Email In The Pen: Kansas
WICHITA — Kansas prisoners will soon have access to limited electronic banking, e-mail and video family visitations.
It is all part of a move by the Kansas Department of Corrections to improve security in state prisons and reduce contraband, all while reducing staff time to screen regular mail.
For the state's 8,619 inmates and their families, the services will be a more convenient and efficient way to send money, exchange e-mails and digital photos, or visit loved ones from miles away by video links.
There is no cost to taxpayers. The department will make money from commissions whenever inmates use the services, with the money to go into the Inmate Benefit Fund to buy such things as library books in facilities.
E-mails will cost inmates 43 cents apiece, a price set (before the latest postage increase) to match the cost of mailing a letter.
"This was, frankly, done for the benefit of the department to cut down on mailroom processes and the need for us to look at virtually every piece of mail that comes through the mailroom," said DOC spokesman Bill Miskell.

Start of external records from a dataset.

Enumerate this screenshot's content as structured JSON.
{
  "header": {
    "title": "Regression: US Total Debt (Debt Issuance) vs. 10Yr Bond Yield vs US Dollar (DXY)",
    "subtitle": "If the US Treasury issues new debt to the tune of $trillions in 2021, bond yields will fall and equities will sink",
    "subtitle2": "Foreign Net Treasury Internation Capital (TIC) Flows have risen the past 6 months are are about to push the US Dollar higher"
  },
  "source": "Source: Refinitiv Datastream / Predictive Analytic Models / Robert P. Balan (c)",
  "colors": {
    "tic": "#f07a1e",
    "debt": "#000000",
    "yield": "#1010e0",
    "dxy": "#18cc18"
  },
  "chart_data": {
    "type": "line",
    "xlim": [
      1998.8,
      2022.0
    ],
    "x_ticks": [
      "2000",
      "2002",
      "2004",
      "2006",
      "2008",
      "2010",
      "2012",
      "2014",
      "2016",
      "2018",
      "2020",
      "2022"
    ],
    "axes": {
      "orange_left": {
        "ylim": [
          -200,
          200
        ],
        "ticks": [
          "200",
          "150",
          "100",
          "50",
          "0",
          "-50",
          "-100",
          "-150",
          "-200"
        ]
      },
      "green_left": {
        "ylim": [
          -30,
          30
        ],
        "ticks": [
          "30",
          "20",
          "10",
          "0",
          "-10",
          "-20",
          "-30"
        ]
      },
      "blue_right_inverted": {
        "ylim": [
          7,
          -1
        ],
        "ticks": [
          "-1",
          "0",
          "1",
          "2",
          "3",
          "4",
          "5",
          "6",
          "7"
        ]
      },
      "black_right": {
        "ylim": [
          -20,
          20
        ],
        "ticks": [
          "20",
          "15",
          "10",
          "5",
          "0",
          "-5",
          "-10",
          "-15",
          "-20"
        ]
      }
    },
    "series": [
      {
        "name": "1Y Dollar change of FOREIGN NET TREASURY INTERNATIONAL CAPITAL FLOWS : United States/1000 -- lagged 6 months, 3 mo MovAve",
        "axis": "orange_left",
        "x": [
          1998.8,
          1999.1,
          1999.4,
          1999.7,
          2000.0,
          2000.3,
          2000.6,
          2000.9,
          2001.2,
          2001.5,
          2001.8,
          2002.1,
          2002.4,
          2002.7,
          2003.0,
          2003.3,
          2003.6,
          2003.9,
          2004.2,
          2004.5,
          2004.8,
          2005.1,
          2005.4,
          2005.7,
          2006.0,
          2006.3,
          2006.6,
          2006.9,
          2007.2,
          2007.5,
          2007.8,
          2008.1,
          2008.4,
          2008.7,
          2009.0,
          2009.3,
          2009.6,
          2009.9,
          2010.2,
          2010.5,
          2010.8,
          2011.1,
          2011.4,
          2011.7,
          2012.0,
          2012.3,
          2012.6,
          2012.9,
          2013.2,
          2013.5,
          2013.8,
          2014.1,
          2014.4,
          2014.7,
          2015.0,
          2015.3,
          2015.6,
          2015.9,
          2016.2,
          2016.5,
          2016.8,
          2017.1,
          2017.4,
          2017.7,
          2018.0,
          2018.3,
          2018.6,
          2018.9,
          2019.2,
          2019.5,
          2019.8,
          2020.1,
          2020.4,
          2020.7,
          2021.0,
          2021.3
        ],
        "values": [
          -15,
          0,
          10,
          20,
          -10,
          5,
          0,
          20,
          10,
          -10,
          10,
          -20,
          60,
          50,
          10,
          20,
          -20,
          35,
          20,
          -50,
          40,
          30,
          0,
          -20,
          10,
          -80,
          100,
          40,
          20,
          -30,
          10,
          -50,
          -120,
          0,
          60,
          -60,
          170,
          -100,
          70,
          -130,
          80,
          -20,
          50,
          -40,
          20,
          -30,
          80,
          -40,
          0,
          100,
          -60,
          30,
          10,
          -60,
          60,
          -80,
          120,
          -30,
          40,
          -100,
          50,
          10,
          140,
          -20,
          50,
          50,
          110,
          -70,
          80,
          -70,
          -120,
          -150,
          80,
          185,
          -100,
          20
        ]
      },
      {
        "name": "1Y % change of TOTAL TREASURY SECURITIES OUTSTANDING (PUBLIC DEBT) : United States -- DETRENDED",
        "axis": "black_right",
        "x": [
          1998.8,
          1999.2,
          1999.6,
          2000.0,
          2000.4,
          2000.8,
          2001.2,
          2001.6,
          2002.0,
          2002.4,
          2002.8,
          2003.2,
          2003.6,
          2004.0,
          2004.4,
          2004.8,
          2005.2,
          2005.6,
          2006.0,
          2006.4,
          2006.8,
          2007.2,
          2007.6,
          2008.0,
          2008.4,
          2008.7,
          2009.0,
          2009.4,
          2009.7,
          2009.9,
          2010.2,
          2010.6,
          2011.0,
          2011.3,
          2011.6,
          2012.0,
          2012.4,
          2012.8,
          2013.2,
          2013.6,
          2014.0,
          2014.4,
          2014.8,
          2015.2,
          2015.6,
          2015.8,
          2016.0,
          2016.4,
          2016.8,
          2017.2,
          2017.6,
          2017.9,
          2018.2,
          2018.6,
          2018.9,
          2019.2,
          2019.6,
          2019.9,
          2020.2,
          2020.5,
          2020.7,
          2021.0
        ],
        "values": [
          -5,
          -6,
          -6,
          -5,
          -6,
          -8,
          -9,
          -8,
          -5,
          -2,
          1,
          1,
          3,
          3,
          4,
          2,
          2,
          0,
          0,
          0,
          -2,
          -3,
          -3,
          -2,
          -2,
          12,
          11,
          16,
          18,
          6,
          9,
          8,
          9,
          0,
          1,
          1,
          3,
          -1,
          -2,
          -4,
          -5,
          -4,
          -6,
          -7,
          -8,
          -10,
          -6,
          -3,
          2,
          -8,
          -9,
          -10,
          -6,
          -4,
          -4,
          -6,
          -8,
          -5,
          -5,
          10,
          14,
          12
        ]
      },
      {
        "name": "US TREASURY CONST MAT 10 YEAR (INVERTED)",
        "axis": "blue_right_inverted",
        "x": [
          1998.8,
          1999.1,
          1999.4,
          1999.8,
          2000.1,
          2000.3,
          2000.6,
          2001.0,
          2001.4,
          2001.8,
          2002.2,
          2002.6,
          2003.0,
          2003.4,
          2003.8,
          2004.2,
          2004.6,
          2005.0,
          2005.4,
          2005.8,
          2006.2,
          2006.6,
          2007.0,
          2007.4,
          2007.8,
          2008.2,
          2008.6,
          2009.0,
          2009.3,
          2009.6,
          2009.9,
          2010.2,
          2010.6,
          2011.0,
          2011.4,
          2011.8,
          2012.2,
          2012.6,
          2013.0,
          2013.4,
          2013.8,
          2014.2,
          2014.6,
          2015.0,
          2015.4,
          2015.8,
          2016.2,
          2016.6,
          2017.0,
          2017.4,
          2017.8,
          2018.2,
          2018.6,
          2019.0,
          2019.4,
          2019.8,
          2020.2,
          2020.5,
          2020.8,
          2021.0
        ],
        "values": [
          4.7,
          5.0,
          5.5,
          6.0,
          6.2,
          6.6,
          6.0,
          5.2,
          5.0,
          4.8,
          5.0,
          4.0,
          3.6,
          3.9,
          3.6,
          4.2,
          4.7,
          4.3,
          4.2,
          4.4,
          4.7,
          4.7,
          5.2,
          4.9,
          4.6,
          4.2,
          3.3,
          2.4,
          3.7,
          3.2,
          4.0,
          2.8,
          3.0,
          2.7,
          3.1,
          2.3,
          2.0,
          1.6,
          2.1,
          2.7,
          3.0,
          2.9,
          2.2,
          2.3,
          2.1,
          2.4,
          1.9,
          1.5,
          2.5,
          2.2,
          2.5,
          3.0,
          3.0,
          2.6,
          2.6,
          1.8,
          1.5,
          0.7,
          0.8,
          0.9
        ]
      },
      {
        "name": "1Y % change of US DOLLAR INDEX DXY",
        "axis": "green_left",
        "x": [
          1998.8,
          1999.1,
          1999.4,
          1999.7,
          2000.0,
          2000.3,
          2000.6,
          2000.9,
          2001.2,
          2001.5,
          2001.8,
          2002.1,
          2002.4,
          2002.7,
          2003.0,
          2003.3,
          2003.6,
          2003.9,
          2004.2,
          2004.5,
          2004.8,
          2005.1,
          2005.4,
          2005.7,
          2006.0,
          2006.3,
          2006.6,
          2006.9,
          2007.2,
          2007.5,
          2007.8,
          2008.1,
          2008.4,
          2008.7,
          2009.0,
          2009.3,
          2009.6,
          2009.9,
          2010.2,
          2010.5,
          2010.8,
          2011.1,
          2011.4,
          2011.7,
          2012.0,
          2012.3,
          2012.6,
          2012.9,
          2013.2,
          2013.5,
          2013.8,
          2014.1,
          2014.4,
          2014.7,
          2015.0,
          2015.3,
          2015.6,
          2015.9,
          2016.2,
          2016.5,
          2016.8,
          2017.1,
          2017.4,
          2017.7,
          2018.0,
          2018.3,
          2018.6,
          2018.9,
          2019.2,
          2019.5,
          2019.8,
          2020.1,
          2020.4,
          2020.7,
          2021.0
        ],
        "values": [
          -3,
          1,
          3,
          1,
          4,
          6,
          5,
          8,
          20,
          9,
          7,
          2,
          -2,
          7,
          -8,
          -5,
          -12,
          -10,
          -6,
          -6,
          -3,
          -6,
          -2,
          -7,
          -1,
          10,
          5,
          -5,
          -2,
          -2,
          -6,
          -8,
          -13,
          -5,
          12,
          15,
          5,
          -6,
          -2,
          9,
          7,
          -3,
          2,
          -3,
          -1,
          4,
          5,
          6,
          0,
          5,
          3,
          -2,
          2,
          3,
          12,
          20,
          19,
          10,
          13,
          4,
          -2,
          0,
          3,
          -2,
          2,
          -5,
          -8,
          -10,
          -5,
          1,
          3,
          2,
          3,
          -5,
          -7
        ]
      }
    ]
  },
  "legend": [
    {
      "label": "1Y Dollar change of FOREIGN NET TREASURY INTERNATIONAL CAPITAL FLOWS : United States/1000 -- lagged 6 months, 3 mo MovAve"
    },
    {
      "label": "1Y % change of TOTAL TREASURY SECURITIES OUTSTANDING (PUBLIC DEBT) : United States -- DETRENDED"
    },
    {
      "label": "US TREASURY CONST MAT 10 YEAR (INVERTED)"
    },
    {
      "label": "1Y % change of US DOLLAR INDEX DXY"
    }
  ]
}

Electronic messaging also will give the department the ability to automatically scan messages for certain words and phrases associated with security threats or criminal activity, he said. A staff member will check attachments, such as digital photos, to ensure they don't contain inappropriate material, such as sexually explicit images.
3 comments:
The words come up again in Kansas. (the dept will make money from the COMMISSION"S). Anytime you, (the state dept of corrections) uses inmates for profit it becomes slavery according to the constitution. Colorado is guilty of using people for profit in many case, (like 23000 of them).djw
"Commissions" is a fancy word for "kick-backs"! And the inmates aren't paying - their mothers, grandmothers, brothers, etc. are!